So many films have been made since the creation of moving pictures, it’s hard to find a new topic that captures the attention of an audience. What is increasingly apparent is that a unique perspective and personal connection resonate louder with the film going public and the film industry itself than an innovative genre. To achieve this takes talented artists whom have a visceral attachment to the story, someone like producer Guo Guo’s relationship with the film Hello from Taiwan. Guo’s work on famed Chinese television programs like Be With You and films for Jueben Pictures, such as the internationally lauded Meiduo, certainly vetted the producer’s expertise but her childhood experiences provided an emotional connection. Guo Guo states, “This film talked about being a stranger in a new place and trying to adapt. I relate to it tremendously as it was pretty much my life when I was a kid. I was moving around a lot and always found myself adapting to a new environment while dealing with family separations. There was a lot I didn’t understand. When this script came along, I realized this as a chance for an adult me to reconcile with myself; to also give myself an opportunity to understand, now as an adult, what was going on with my own parents and why they did what they did.” Great art is manifested not only in the eyes of the audience but in the souls of those creating it; Hello from Taiwan stands as proof of this.

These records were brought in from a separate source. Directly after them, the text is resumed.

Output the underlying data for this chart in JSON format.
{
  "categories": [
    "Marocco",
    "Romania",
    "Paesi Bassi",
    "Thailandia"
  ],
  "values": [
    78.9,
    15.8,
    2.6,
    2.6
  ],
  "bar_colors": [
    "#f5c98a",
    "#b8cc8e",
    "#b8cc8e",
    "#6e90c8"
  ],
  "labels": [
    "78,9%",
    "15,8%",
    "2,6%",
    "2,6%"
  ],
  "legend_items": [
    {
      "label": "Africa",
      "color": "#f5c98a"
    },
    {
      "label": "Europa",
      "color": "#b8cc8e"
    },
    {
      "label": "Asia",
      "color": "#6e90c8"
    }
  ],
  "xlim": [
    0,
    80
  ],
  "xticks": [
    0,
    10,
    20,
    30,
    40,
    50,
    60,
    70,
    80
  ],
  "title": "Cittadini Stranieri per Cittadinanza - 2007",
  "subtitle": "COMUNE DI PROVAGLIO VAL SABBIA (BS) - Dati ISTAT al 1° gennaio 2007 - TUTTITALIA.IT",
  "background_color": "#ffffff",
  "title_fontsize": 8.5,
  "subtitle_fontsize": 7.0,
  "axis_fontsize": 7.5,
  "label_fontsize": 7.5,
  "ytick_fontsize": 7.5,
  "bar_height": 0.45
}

Though brought about due to a cataclysmic event, the human story of Hello from Taiwan is a situation happening with increasing frequency. Living in different countries, spouses and siblings are separated for some time. In the case of this story, an earthquake has brought a five-year-old Taiwanese American girl named Christy (Brandilyn Cheah of NBC’s multiple Primetime Emmy Award-Winning Series This is Us) and her mother to reunite with her father and two older sisters. Christy’s experience profoundly displays the layered separation one can feel, even at such a tender age. Beyond the cultural divide, she battles with the presence of siblings who have spent a year becoming closer to each other while furthering their distance (literally and emotionally) from her, as well as the unspoken rift between her parents. This is eloquently displayed as Christy uses a fork at dinner while her mother and sisters’ utensil of choice is chopsticks. The earthquake depicted in the first scenes of this film becomes a template for Christy’s world which cracks and threatens to crumble around her, consuming her happiness.
Writer/Director Tiffany Frances’s vision for Hello from Taiwan is a result of working with an extraordinary producer like Guo Guo. From casting three adolescent girls fluent in both Mandarin and English and the procurement of famed Taiwanese actors Janet Hsieh (of the Netflix series The Ghost Bride) as Joyce [mother] and Barney Cheng as Barry [father] to manifesting San Jose California in the early 90’s, the seeming mundane qualities depicted in the film are deceptive. The effort it took to create this world is not something you want the audience to notice when watching a film such as this. Guo Guo relates, “There are aspects you just don’t think about when watching this film. The airports of 1992 just don’t look the same as they did in 2020. There’s a lot of work put into taking the audience back to this time whether that’s the look of a California airport, the cars that characters own and drive, or even the houses they live in.” The world which Guo Guo and her producing partners Wenjie Kong, Marina Viscun together with Tiffany created with production designer Shi Min Yong is astounding in it’s perfect simulation of California before the turn of the century.
An audience typically credits the actors and the director for establishing the emotional connection they establish with a film. While this is most certainly a vital part of the experience, it’s obvious in a film such as Hello from Taiwan that a producer as invested and talented as Guo Guo is equal in importance. The cast appears on screen as a result of the belief of the producer. The time-travel which the cast and audience experiences is similarly the fruit of the seeds planted by Guo Guo. Yes, there are many great producers in the industry but the belief in the story and personal connection with the script for this producer catapulted the film to its incredible outcome. Hello from Taiwan is a painful tale, but one full of beauty if you know where to look: in the love the parents have for their children even while being torn from them, in the kindness a sister shows another during an argument, in the longing a little girl has to be loved. Hello from Taiwan is a great film because great filmmakers like Guo Guo pushed it to be great. Among others, Hello from Taiwan has received awards from the Los Angeles Asian Pacific Film Festival, Imagine This Women’s International Film Festival, Oxford Film Festival, Toronto Shorts Film Festival, and notably the Grand Jury Prize at the Taiwanese American Film Festival.